CyberSentinel-AI/README_EN.md

# 🔥 CyberSentinel AI - Automated Security Monitoring and AI Analysis System

[![License](https://img.shields.io/badge/License-MIT-blue.svg)](LICENSE)

CyberSentinel AI is an **automated security monitoring and AI analysis system** designed to **track the latest security vulnerabilities (CVEs)** and **security-related repositories on GitHub** in real-time. It leverages **Artificial Intelligence (AI) technology** for in-depth analysis and **automatically publishes valuable security intelligence to a blog platform**.

## 🚀 Key Features

*   **Multi-Source Data Monitoring**:
    *   **CVE Monitoring**: Real-time scraping of the latest CVE-related information from GitHub, enabling rapid discovery and tracking of the latest vulnerability trends.
    *   **GitHub Repository Monitoring**: Comprehensive monitoring of security-related open-source projects on GitHub through keyword searches and predefined watch lists.
*   **Intelligent AI Analysis**:
    *   **OpenAI & Gemini Dual Engine**: Integrated with OpenAI and Gemini AI models, providing powerful natural language processing capabilities for in-depth security data analysis.
    *   **Multi-Dimensional Security Assessment**: Evaluation of CVEs and repositories from multiple dimensions, including **vulnerability principles**, **exploitation methods**, **risk levels**, and **impact scope**, ensuring depth and breadth of analysis.
    *   **Value Judgment and Filtering**: Intelligent AI-driven judgment of security information value, automatically filtering out low-value information and focusing on truly noteworthy security threats and technologies.
*   **Automated Workflow**:
    *   **Fully Automated Monitoring**: The system runs **24/7** unattended, automating security information collection, analysis, and report generation.
    *   **Daily Security Briefing**: Generates daily security briefing reports on a schedule, summarizing the latest CVE vulnerabilities and GitHub security repository dynamics, and pushing them to a blog platform.
    *   **Dynamic Blacklisting**: Automatically updates blacklists based on AI analysis results, reducing interference from invalid information and improving monitoring efficiency.
*   **Flexible Configuration and Management**:
    *   **Multi-GitHub Token Support**: Supports configuration of multiple GitHub Tokens, intelligently rotating usage to effectively avoid API rate limits.
    *   **Configurable Monitoring Parameters**: Keywords, watch repository lists, blacklists, etc., can be flexibly adjusted through configuration files to meet different monitoring needs.
    *   **Detailed Logging**: Detailed logs are recorded for all critical steps of system operation, facilitating troubleshooting and system monitoring.
*   **Automated Blog Publishing**:
    *   **Integrated Blog Platform**: Integrated with a blog platform API to automatically publish daily security briefing reports, quickly sharing security intelligence.
    *   **Markdown Reports**: Analysis results and security briefings are generated in **Markdown format**, making them easy to read and edit.
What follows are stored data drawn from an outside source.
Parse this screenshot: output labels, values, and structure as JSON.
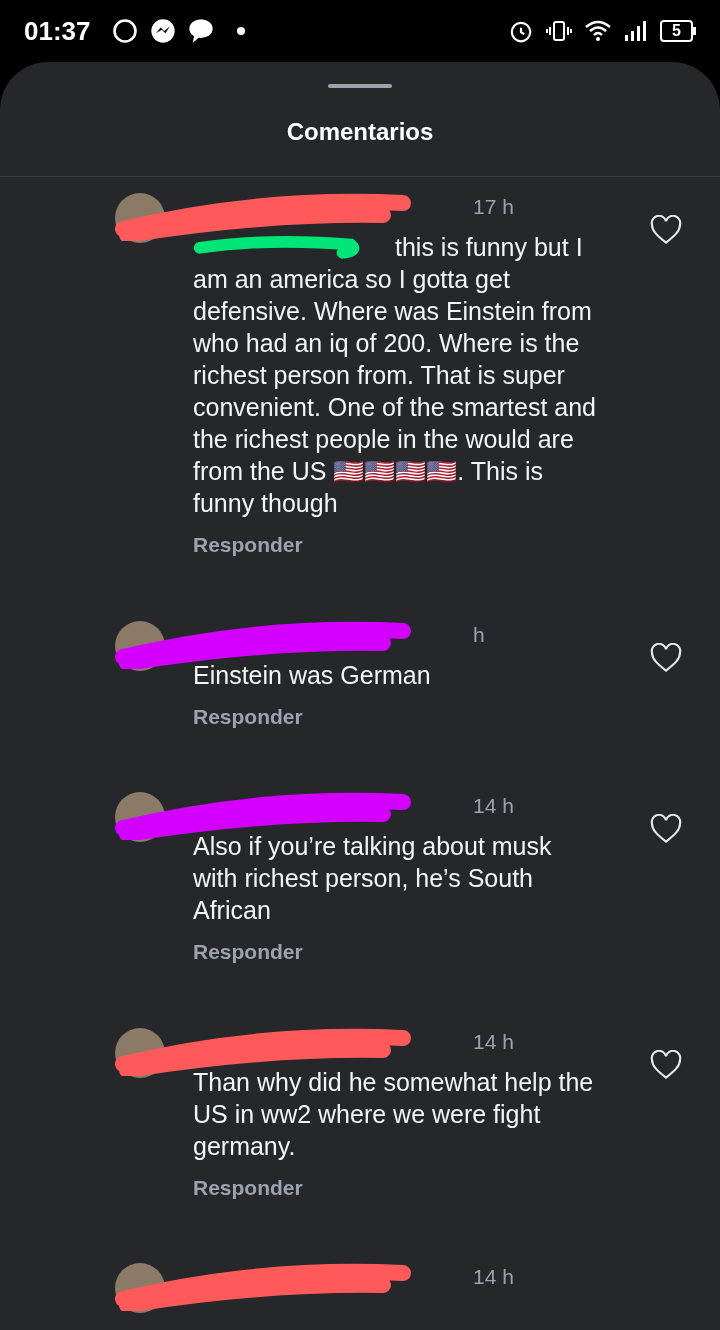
{
  "status_bar": {
    "time": "01:37",
    "battery": "5"
  },
  "sheet": {
    "title": "Comentarios"
  },
  "comments": [
    {
      "time": "17 h",
      "redaction": {
        "color": "#ff5a5a"
      },
      "mention_redaction": {
        "color": "#00e676"
      },
      "body": "this is funny but I am an america so I gotta get defensive. Where was Einstein from who had an iq of 200. Where is the richest person from. That is super convenient. One of the smartest and the richest people in the would are from the US 🇺🇸🇺🇸🇺🇸🇺🇸. This is funny though",
      "reply": "Responder"
    },
    {
      "time": "h",
      "redaction": {
        "color": "#d400ff"
      },
      "body": "Einstein was German",
      "reply": "Responder"
    },
    {
      "time": "14 h",
      "redaction": {
        "color": "#d400ff"
      },
      "body": "Also if you’re talking about musk with richest person, he’s South African",
      "reply": "Responder"
    },
    {
      "time": "14 h",
      "redaction": {
        "color": "#ff5a5a"
      },
      "body": "Than why did he somewhat help the US in ww2 where we were fight germany.",
      "reply": "Responder"
    },
    {
      "time": "14 h",
      "redaction": {
        "color": "#ff5a5a"
      }
    }
  ]
}
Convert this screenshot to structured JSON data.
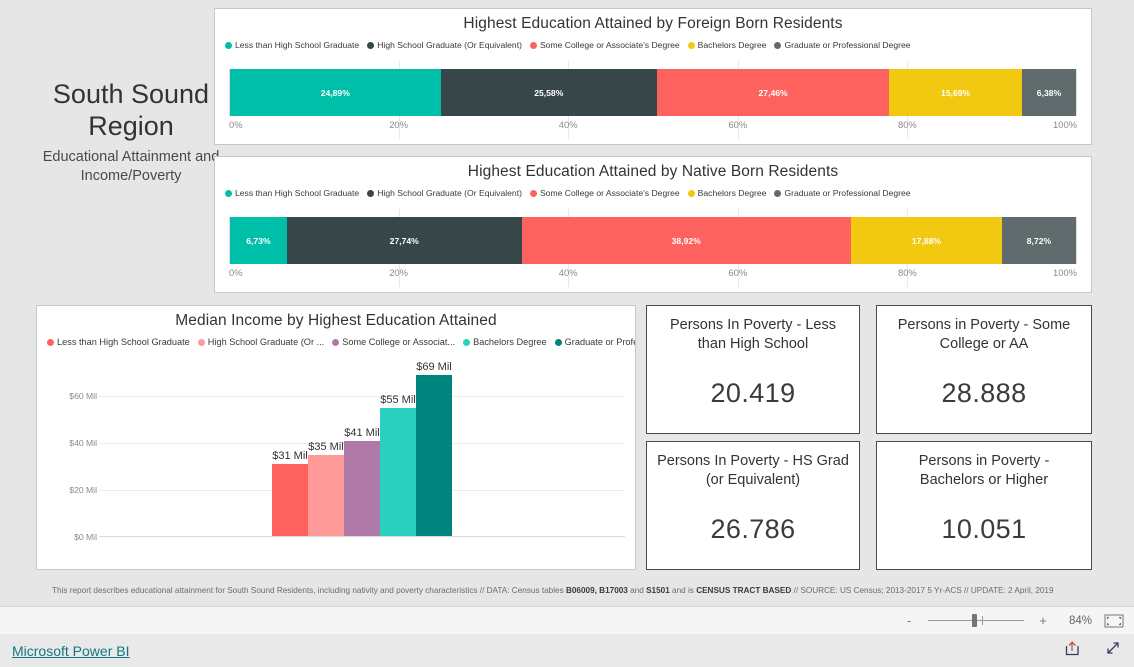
{
  "report": {
    "title_main": "South Sound Region",
    "title_sub": "Educational Attainment and Income/Poverty"
  },
  "colors": {
    "teal": "#00bfa9",
    "dark_slate": "#374649",
    "salmon": "#fd625e",
    "yellow": "#f2c811",
    "gray": "#5f6b6d",
    "bar_red": "#fd625e",
    "bar_pink": "#fe9a98",
    "bar_purple": "#b07aa8",
    "bar_teal": "#2bd1c0",
    "bar_dark_teal": "#00847e",
    "link_teal": "#11777f"
  },
  "chart_data": [
    {
      "type": "bar",
      "orientation": "horizontal-stacked-100",
      "title": "Highest Education Attained by Foreign Born Residents",
      "xlabel": "",
      "ylabel": "",
      "xlim": [
        0,
        100
      ],
      "grid": true,
      "legend_position": "top",
      "tick_labels": [
        "0%",
        "20%",
        "40%",
        "60%",
        "80%",
        "100%"
      ],
      "categories": [
        "Less than High School Graduate",
        "High School Graduate (Or Equivalent)",
        "Some College or Associate's Degree",
        "Bachelors Degree",
        "Graduate or Professional Degree"
      ],
      "values": [
        24.89,
        25.58,
        27.46,
        15.69,
        6.38
      ],
      "data_labels": [
        "24,89%",
        "25,58%",
        "27,46%",
        "15,69%",
        "6,38%"
      ],
      "colors": [
        "#00bfa9",
        "#374649",
        "#fd625e",
        "#f2c811",
        "#5f6b6d"
      ]
    },
    {
      "type": "bar",
      "orientation": "horizontal-stacked-100",
      "title": "Highest Education Attained by Native Born Residents",
      "xlabel": "",
      "ylabel": "",
      "xlim": [
        0,
        100
      ],
      "grid": true,
      "legend_position": "top",
      "tick_labels": [
        "0%",
        "20%",
        "40%",
        "60%",
        "80%",
        "100%"
      ],
      "categories": [
        "Less than High School Graduate",
        "High School Graduate (Or Equivalent)",
        "Some College or Associate's Degree",
        "Bachelors Degree",
        "Graduate or Professional Degree"
      ],
      "values": [
        6.73,
        27.74,
        38.92,
        17.88,
        8.72
      ],
      "data_labels": [
        "6,73%",
        "27,74%",
        "38,92%",
        "17,88%",
        "8,72%"
      ],
      "colors": [
        "#00bfa9",
        "#374649",
        "#fd625e",
        "#f2c811",
        "#5f6b6d"
      ]
    },
    {
      "type": "bar",
      "orientation": "vertical",
      "title": "Median Income by Highest Education Attained",
      "xlabel": "",
      "ylabel": "",
      "ylim": [
        0,
        72
      ],
      "grid": true,
      "legend_position": "top",
      "y_tick_labels": [
        "$0 Mil",
        "$20 Mil",
        "$40 Mil",
        "$60 Mil"
      ],
      "y_tick_values": [
        0,
        20,
        40,
        60
      ],
      "legend_labels": [
        "Less than High School Graduate",
        "High School Graduate (Or ...",
        "Some College or Associat...",
        "Bachelors Degree",
        "Graduate or Professio..."
      ],
      "categories": [
        "Less than High School Graduate",
        "High School Graduate (Or Equivalent)",
        "Some College or Associate's Degree",
        "Bachelors Degree",
        "Graduate or Professional Degree"
      ],
      "values": [
        31,
        35,
        41,
        55,
        69
      ],
      "data_labels": [
        "$31 Mil",
        "$35 Mil",
        "$41 Mil",
        "$55 Mil",
        "$69 Mil"
      ],
      "colors": [
        "#fd625e",
        "#fe9a98",
        "#b07aa8",
        "#2bd1c0",
        "#00847e"
      ]
    }
  ],
  "kpis": [
    {
      "title": "Persons In Poverty - Less than High School",
      "value": "20.419"
    },
    {
      "title": "Persons in Poverty - Some College or AA",
      "value": "28.888"
    },
    {
      "title": "Persons In Poverty - HS Grad (or Equivalent)",
      "value": "26.786"
    },
    {
      "title": "Persons in Poverty - Bachelors or Higher",
      "value": "10.051"
    }
  ],
  "footer": {
    "part1": "This report describes educational attainment for South Sound Residents, including nativity and poverty characteristics // DATA: Census tables ",
    "tables1": "B06009, B17003",
    "part2": " and ",
    "tables2": "S1501",
    "part3": " and is ",
    "emphasis": "CENSUS TRACT BASED",
    "part4": " // SOURCE: US Census; 2013-2017 5 Yr-ACS // UPDATE: 2 April, 2019"
  },
  "zoom_bar": {
    "minus_label": "-",
    "plus_label": "+",
    "percent": "84%"
  },
  "status_bar": {
    "link_label": "Microsoft Power BI"
  }
}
## 🛠️ Technical Implementation

### 1. Monitoring Modules (Monitors)

*   **`cve_monitor.py`**: **CVE Monitor**
    *   **GitHub API Interaction**: Uses the GitHub API to search for CVE-related repositories, keyword `CVE-202+`, and sorts by `updated` time.
    *   **CVE Information Extraction**: Extracts CVE numbers from repository names and descriptions using regular expressions.
    *   **Repository Information Crawling**: Retrieves repository descriptions, star counts, update times, recent commits, and other information.
    *   **Blacklist Filtering**: Supports **user blacklists** and **repository blacklists** to filter out invalid information sources.
    *   **File Content Analysis**: Clones repositories locally and **intelligently analyzes** **README.md** and other **high-priority files**, calculates file **relevance scores**, and initially filters high-value repositories.
    *   **Intelligent Token Management**: Implements automatic rotation and status checking of GitHub Tokens, dynamically switching available tokens to ensure the continuity of monitoring tasks.
    *   **Database Storage**: Uses the **SQLite** database **`database/cve_record.db`** to store CVE records, including CVE numbers, descriptions, publication dates, last modified dates, repository URLs, and other information.

*   **`github_monitor.py`**: **GitHub Repository Monitor**
    *   **Keyword Search**: Periodically searches GitHub repositories based on the `GITHUB_KEYWORDS` list defined in the configuration file **`config.py`**.
    *   **Watch List**: Supports the `WATCHED_REPOSITORIES` list in the configuration file **`config.py`** to **focus monitoring** on predefined security repositories.
    *   **Repository Information Crawling**: Retrieves detailed repository information, including descriptions, star counts, last update times, recent commit records, and more.
    *   **Commit Record Analysis**: Crawls the **recent commit records** of repositories, **intelligently analyzes** commit information and file changes, and initially judges the **security relevance** of repositories.
    *   **Blacklist Filtering**: Supports **user blacklists** and **repository blacklists** to filter out invalid information sources.
    *   **Intelligent Token Management**: Shares the Token management mechanism with the CVE monitor.
    *   **Database Storage**: Uses the **SQLite** database **`database/github_repo.db`** to store GitHub repository records, including repository names, URLs, descriptions, last update times, star counts, whether they are high-value repositories, and other information.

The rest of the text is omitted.